Nessa mesma linha, Baggot defendeu uma abordagem integrativa que combine psicologia e tradição, e enfatizou a necessidade de programas de treinamento que transmitam entusiasmo e um senso de vocação. “Programas de treinamento para jovens, sejam em salas de aula, igrejas, campos de jogos, lagos ou montanhas, devem comunicar a aventura da fé. Os instrutores podem ajudar os jovens a descobrir seus talentos e sua vocação única”, afirmou.
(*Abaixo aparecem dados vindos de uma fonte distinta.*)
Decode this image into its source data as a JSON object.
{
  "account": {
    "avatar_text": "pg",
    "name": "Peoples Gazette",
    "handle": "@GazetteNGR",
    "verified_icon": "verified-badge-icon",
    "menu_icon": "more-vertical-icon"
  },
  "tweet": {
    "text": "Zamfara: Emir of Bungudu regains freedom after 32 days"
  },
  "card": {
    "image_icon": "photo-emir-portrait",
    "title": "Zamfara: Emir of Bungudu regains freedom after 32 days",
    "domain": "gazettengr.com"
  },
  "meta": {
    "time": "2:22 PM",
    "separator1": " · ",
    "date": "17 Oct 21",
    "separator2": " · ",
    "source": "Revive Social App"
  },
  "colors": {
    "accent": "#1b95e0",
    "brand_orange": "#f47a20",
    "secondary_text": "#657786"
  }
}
Ele também sugeriu que aqueles que foram prejudicados pelo uso da IA poderiam compartilhar suas experiências como forma de prevenção e cura.
Baggot também fez um apelo às instituições da Igreja para que promovam comunidades vibrantes que vão além da “inclusão” superficial e, em vez disso, incentivem a virtude e o crescimento: “As instituições da Igreja devem cultivar uma comunidade acolhedora e inclusiva que desafie seus membros e promova o crescimento na virtude”. Ele então especificou o papel concreto das paróquias, escolas, orfanatos, hospitais e famílias: “Paróquias, escolas, orfanatos, hospitais e todas as famílias devem criar espaço para que os jovens compartilhem suas esperanças, sonhos e dificuldades. Esse esforço diário para construir comunidades saudáveis é fundamental para o chamado do Senhor a vivermos em comunhão com Ele e com o próximo”.
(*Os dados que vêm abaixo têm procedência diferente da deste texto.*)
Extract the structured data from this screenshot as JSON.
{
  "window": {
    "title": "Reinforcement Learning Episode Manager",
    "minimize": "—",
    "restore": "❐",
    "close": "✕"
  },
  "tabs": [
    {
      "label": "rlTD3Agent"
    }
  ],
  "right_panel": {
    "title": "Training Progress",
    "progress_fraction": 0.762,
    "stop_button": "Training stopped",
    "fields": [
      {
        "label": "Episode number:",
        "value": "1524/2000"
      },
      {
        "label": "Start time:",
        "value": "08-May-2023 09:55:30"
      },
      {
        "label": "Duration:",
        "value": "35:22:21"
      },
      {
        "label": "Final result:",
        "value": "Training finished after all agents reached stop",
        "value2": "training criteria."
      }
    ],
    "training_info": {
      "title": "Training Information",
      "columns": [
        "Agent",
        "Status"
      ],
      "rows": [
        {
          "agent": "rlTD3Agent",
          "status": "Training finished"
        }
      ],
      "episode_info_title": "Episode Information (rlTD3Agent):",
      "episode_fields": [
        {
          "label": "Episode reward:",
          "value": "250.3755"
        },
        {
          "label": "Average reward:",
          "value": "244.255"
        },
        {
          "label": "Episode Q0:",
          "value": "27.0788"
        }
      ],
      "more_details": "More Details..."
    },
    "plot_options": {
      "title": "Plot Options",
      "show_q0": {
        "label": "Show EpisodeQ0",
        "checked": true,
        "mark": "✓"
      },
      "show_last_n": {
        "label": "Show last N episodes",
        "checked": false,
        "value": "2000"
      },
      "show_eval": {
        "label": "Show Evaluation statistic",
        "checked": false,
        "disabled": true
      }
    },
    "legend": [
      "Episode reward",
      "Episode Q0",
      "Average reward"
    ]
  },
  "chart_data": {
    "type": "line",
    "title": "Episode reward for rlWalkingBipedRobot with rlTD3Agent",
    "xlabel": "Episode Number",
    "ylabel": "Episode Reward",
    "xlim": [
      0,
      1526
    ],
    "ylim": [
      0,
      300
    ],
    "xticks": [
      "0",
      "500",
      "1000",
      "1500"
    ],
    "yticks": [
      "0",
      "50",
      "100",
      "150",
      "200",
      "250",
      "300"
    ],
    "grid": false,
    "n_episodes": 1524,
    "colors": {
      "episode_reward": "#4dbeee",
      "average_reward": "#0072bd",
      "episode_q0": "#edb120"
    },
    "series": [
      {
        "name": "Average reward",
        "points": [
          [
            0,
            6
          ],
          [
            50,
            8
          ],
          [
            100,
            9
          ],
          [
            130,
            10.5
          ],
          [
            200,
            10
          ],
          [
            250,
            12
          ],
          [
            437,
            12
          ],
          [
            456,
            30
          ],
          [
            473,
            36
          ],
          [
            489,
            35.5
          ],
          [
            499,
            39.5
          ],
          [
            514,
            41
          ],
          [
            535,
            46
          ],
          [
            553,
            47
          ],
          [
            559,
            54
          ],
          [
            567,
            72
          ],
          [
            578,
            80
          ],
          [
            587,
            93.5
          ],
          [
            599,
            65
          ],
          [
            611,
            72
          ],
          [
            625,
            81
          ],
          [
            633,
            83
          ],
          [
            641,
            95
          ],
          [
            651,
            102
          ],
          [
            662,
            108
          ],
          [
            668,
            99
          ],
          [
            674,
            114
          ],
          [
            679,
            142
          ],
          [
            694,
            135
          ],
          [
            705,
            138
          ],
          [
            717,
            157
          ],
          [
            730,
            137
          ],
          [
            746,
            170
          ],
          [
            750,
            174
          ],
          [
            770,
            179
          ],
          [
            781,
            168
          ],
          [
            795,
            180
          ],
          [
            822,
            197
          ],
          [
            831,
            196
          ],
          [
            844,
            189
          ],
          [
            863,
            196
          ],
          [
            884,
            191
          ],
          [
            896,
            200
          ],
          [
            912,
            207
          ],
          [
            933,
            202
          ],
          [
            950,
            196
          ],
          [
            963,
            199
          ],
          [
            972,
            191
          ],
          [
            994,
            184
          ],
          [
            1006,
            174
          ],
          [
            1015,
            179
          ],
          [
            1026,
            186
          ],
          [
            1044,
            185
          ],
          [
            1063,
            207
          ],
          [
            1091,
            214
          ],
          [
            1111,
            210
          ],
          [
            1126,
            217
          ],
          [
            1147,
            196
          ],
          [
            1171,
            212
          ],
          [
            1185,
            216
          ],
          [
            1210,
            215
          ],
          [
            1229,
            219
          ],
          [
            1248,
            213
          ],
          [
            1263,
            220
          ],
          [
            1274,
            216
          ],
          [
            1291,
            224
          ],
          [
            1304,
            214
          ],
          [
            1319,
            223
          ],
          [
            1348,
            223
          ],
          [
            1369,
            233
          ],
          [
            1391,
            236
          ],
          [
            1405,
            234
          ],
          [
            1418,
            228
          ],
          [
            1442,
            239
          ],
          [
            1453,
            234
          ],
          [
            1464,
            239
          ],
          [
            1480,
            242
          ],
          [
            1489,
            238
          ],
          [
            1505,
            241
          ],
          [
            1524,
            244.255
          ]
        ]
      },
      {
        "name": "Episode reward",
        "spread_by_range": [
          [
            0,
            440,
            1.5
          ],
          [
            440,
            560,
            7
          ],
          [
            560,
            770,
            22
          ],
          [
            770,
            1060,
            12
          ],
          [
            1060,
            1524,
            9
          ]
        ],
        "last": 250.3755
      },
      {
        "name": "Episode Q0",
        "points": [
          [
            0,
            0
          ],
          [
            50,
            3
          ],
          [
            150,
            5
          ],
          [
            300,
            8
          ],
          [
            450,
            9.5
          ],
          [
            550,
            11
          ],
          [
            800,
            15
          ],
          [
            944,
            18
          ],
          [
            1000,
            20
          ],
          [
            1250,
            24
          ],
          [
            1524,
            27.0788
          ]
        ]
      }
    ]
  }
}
Em comunicado, a Conferência Episcopal Católica da Inglaterra e do País de Gales reconheceu que a IA pode ser uma tecnologia útil em aspectos práticos: “Não há dúvida de que a IA será cada vez mais uma tecnologia que ajudará as pessoas de forma prática. Isso incluirá pessoas que precisam de cuidados médicos e sociais e que poderão ser monitoradas remotamente ou lembradas de realizar determinadas tarefas.” No entanto, os bispos enfatizaram uma limitação essencial: “Os assistentes virtuais de IA jamais poderão substituir os relacionamentos humanos reais, e tanto em nossas paróquias quanto em nossas vidas pessoais, devemos reacender os relacionamentos pessoais — e o relacionamento com Deus — que estão no cerne da verdadeira realização humana.” Por fim, observaram que o interesse católico nessas questões é um sinal positivo, desde que acompanhado de discernimento: “O interesse de tantos na Igreja Católica pela IA é encorajador, pois somente por meio de um discernimento cuidadoso podemos garantir que essa tecnologia promova o bem comum e a dignidade humana.”